Typically, disulfide bonds in proteins are reduced and alkylated prior to proteolysis in order to disrupt structures and simplify peptide analysis. This allows better access to all residues during proteolysis and removes the crosslinked peptides created by S-S inter peptide linkages. There are a variety of reagent options for these steps. For reduction, the typical agents used are 5-15 mM concentration of TCEP/DTT/2BME. For the following alkylation step, a slightly higher 10-20mM concentration, alkylating agent such as Chloroacetamide/iodoacetamide, n-ethyl maleimide can be used [PMID:29019370; @PMID:15351294; @PMID:28539326]. It is also possible to alklylate free cysteines with one reagent, reduce di-sulfide bonds (or other Cysteine modifications) and alkylate with a different reagent in order to monitor which residues are linked/modified in a protein [@PMID:32132231; @PMID:28445428; @PMID:23074338]. Reduction reactions are generally carried out in the dark at room temperature to avoid excessive off target alklation.

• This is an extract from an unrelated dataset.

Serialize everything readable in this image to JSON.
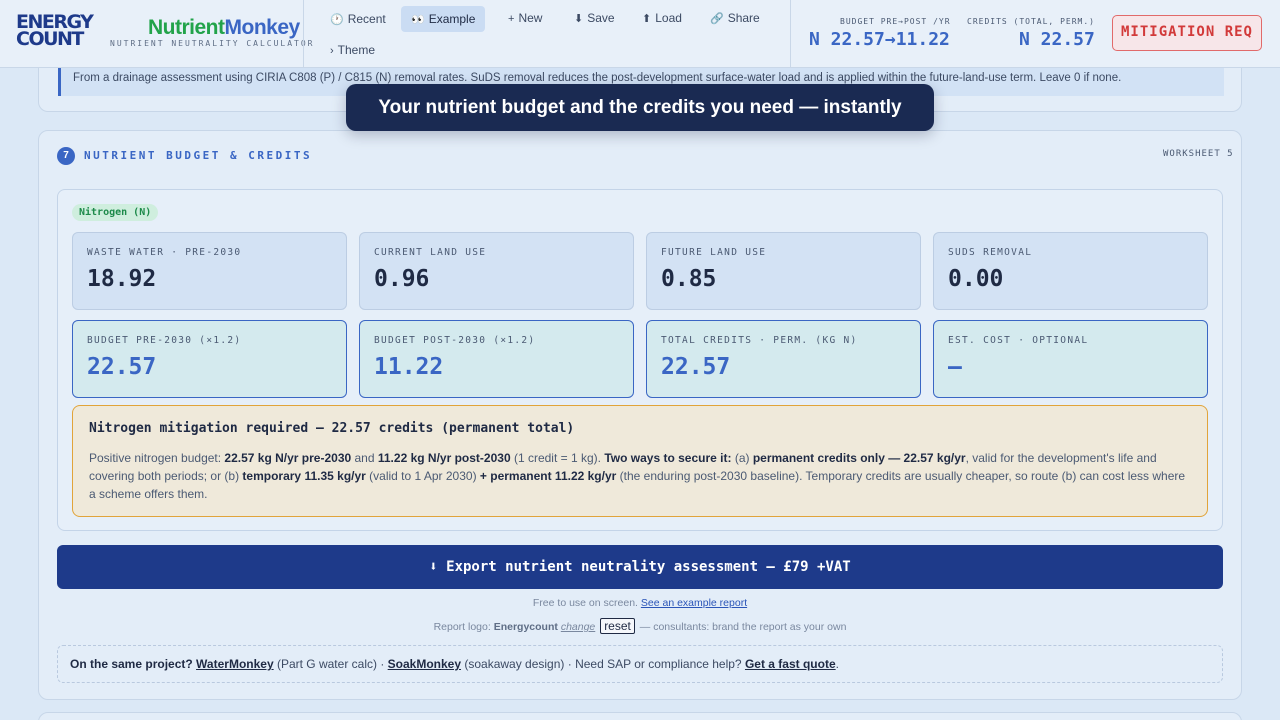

If extraction must take place in a buffer which is incompatible for efficient proteolysis (check the guidelines for the protease of choice), then protein cleanup should occur prior to digestion. This is generally performed through precipitation of proteins. The most common types are 1) acetone, 2) trichloroacetic acid (TCA), and 3) methanol/chloroform/water [@PMID:14753699; @PMID:19892180]. Proteins are generally insoluble in most pure organic solvents, so cold ethanol or methanol are sometimes used. Pellets should be washed with organic solvent for complete removal especially of detergents. Alternatively, solid phase based digestion methods such as S-trap [@PMID:33750040], FASP [@PMID:19377485; @PMID:30259475], SP3 [@PMID:3117935; @PMID:28948796] and on column/bead can allow for proteins to be applied to a solid phase and buffers removed prior to proteolysis [@PMID: 29754492]. Specialty detergent removal columns exist (Pierce/Thermo Fisher Scientific) but add expense and time consuming steps to the process. Additionally these should be checked for efficiency prior to implementing in a workflow with many samples as avoiding detergent contamination in the LC/MS is very important.
Often you will be given protein extraction conditions from molecular biologists or biochemistry which you will have to make work with downstream mass spectrometry applications. For bottom-up proteomics, the overreaching goal is efficient and consistent extraction and digestion.